I've had the dubious pleasure of working with a certain library. It's a layer to talk to most of the Amazon Web Services APIs. While working with web services usually is a particular awful experience, this library doesn't make much of an effort to hide their awkwardness, in fact, in some ways it even makes it worse. It's pretty old news that I enjoy bitching about code I don't like, but I also like to keep it positive in at least thinking about how it could be improved.

Let's take a moment and have a look at what part of their API is particularly nasty and how the situation could be improved. We actually wrote a micro-wrapper around that library to make things a bit less awful for us, and to at least keep their code out of ours.

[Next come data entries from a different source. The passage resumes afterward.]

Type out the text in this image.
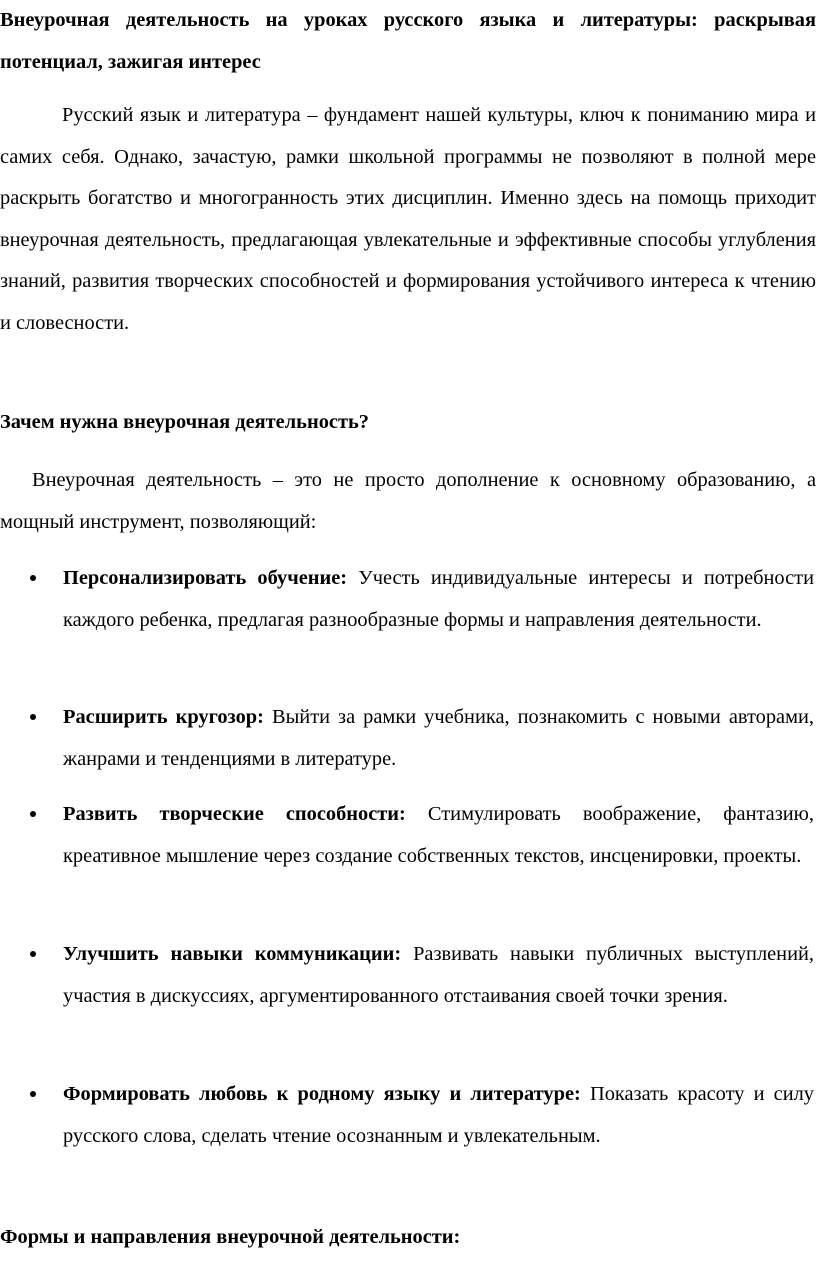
Внеурочная деятельность на уроках русского языка и литературы: раскрывая потенциал, зажигая интерес

Русский язык и литература – фундамент нашей культуры, ключ к пониманию мира и самих себя. Однако, зачастую, рамки школьной программы не позволяют в полной мере раскрыть богатство и многогранность этих дисциплин. Именно здесь на помощь приходит внеурочная деятельность, предлагающая увлекательные и эффективные способы углубления знаний, развития творческих способностей и формирования устойчивого интереса к чтению и словесности.

Зачем нужна внеурочная деятельность?

Внеурочная деятельность – это не просто дополнение к основному образованию, а мощный инструмент, позволяющий:

Персонализировать обучение: Учесть индивидуальные интересы и потребности каждого ребенка, предлагая разнообразные формы и направления деятельности.
Расширить кругозор: Выйти за рамки учебника, познакомить с новыми авторами, жанрами и тенденциями в литературе.
Развить творческие способности: Стимулировать воображение, фантазию, креативное мышление через создание собственных текстов, инсценировки, проекты.
Улучшить навыки коммуникации: Развивать навыки публичных выступлений, участия в дискуссиях, аргументированного отстаивания своей точки зрения.
Формировать любовь к родному языку и литературе: Показать красоту и силу русского слова, сделать чтение осознанным и увлекательным.
Формы и направления внеурочной деятельности:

I'm looking in particular at the EC2 part of the library. Here's the signature of the method that runs a new instance:

run_instances(image_id, min_count, max_count, group_ids, key_name,
              user_data='', addressing_type = nil, instance_type = nil,
              kernel_id = nil, ramdisk_id = nil, availability_zone = nil,
              block_device_mappings = nil)

Yes, that's 12 arguments you can hand over to the method, most of them being optional. Now, what's it look like calling it:

run_instances('ami-123445', 1, 1, [], 'default')

So far so good. But what if you want to specify a different availability zone for e.g. the EU:

run_instances('ami-123445', 1, 1, [], 'default', '', nil, nil, nil, nil, 'eu-west1b')

Nice, eh? It's starting to get really ugly. The important parameters are hidden by unnecessary noise. What's with max_count and min_count not having default values? I'd argue that you normally it'd be quite reasonable to assume that you only want to run one instance when calling the method without these two parameters.

Anyway, that's just one example, in general, there's only one important piece of information, and that's the AMI identifier. Let's look at what this method could look like when you sprinkle some very common Rubyisms on top, things that should be quite common sense when writing code in Ruby, but seem to have been lost here in favor of resembling the original API as close as possible, even if that means writing cumbersome code:

run_instance('ami-123445', :availability_zone => 'eu-west1b', :ssh_key => 'default')

Now the method only takes one argument and a has of options. Is it more code to write? Yes. Are its intentions clearer? I'd argue that they are. Is it close to what the API underneath expects as arguments? Closer than before. Unnecessary information is left out, because either the method itself could send sensible defaults, or the web service itself does it. The EC2 API even has a default for the instance type, and it doesn't care if you leave out the RAM disk or specific kernel. It does what's necessary to ensure your instance is up.

Knowing that, it's not that hard to hide those details behind a slightly improved version of run_instances, in this case even called run_instance. Throw in a method run_instances to handle specifics of launching multiple instances at once. Is it more code to write? Sure. But it sure as hell makes for a nicer usage of the library itself. Instead of having to look up the order of the method's parameters and fill in blanks with nil, I only have to look what options the methods accepts.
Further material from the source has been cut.